As the poems below show, writing has offered one way for Alberti’s students to wrestle with the violence they encounter. Individually, their poetry expresses the terror and sorrow of death and depict families longing for lost loved ones or forced to flee their homes. Collectively, it tells a larger story: These are nine- and ten-year-olds, many still learning to spell, who are absorbing lessons that no one should have to confront.
Below are several poems as they appeared in students’ notebooks, accompanied by lightly edited versions of the verses.
Daira writes about her cousin, whose uncle was shot.
Because there was a gun / my cousin’s uncle’s life was done. / Because there was a gun / She had no more fun. / Because there was a gun / his life was bad. / Because there was a gun / She felt really, really sad. / Because there was a gun / her family had to run
Jada writes about hearing gunfire.
Because there was a gun / I had to run. / Because there was a gun / I was scared. / Because there was a gun / I heard shots that blew in the air. / Because there was a gun / I heard bullets near the store. / Because there was a gun / I heard bullets soar. / Because there was a gun everybody had to run.
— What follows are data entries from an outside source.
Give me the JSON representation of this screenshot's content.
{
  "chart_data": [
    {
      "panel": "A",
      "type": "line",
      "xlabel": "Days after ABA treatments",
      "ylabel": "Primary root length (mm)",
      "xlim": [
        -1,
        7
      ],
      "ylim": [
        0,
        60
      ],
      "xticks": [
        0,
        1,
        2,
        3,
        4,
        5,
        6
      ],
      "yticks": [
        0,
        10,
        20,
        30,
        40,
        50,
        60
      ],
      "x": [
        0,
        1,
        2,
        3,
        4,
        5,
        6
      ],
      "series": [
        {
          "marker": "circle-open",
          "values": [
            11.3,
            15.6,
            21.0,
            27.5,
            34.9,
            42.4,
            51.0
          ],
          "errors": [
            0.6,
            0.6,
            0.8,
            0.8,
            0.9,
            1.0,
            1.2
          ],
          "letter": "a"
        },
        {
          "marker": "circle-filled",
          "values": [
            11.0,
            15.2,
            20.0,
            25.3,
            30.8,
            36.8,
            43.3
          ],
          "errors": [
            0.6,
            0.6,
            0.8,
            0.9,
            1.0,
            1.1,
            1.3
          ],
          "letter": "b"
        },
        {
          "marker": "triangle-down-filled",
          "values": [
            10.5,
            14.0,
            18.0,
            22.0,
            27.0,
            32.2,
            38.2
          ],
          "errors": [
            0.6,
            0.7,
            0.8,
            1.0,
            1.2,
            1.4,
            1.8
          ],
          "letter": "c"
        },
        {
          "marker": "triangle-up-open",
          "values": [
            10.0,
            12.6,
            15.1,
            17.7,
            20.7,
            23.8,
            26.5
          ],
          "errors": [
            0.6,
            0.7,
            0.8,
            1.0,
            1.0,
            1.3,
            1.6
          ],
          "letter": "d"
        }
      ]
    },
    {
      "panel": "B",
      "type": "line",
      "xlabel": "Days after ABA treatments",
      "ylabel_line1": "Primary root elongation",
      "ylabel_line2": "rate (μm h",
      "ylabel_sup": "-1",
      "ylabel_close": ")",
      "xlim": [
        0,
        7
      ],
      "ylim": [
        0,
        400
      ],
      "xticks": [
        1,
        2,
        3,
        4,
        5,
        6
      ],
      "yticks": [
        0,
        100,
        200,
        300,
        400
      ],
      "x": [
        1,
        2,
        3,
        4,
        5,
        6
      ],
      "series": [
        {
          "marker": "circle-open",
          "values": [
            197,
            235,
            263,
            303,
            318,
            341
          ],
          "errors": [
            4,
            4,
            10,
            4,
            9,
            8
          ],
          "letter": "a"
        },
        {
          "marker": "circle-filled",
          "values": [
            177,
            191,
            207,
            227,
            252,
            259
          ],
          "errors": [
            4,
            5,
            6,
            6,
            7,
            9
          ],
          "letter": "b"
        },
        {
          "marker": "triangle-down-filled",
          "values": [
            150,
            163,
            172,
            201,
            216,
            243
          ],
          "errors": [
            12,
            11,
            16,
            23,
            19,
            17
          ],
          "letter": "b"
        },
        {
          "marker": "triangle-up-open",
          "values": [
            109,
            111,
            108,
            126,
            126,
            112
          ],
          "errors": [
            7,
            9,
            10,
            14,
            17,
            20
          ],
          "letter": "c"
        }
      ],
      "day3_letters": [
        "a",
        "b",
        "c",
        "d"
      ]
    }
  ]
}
Jahaad imagines life without a brother and father.
Because it was a gun / my brother life was done / Because it was a gun / my tat begin to cry / Because it was a gun / evey budy life were dead.
Because it was a gun / my dad life was gon / Because it was a gun / my mom allways cry / Because it was a gun / are life is dead.
Kayla writes about losing her dad before she was old enough to form any memories of him.
Because of a Gun every day I miss my father. Because some one killed. His all I have to wake up every day with out a father. I never meet him But when I cry my mom [says] so your dad was saying to my stumick, Hey yum yum and then sing a song. [Lightly edited]
Maliyah reflects on the shootings of three family members.
Because there was a guns / there was a cause and a effect / Because there was a gun / people died / because there was a guns / people got injered / because there was a gun / people wanted to kill there self.
Because there was a gun / My grandpa got shot / Because there was a gun / My cuzin got murdered / Because there was a gun / My Sister dad got / Shot 15 times in / the Back and arm.
Another student confronts the incomprehensible.
guns are realy stupid / if you don’t believe me then prove it. / People get shot For stupid things / Just like Fighting in a wrestling ring. / People be shooting over a dirt bike / stop this and don’t Fight. / people get shot From playing outside / even From Just walking by / So if you see a gun Just run away / and go play outsid another day.
Raegan writes about the death of her grandfather.
Because there was / a gun my / grandfahter died / before my birthday. / Because there was / a gun my / grandma cries every / day.
Kenya writes about life after her father’s death.
Because there was a gun / everybody live in fear / Because there was a gun / my father is’n hear. / Because there was a gun / Some people cry out tears. / Because there are guns / life is a nightmaire.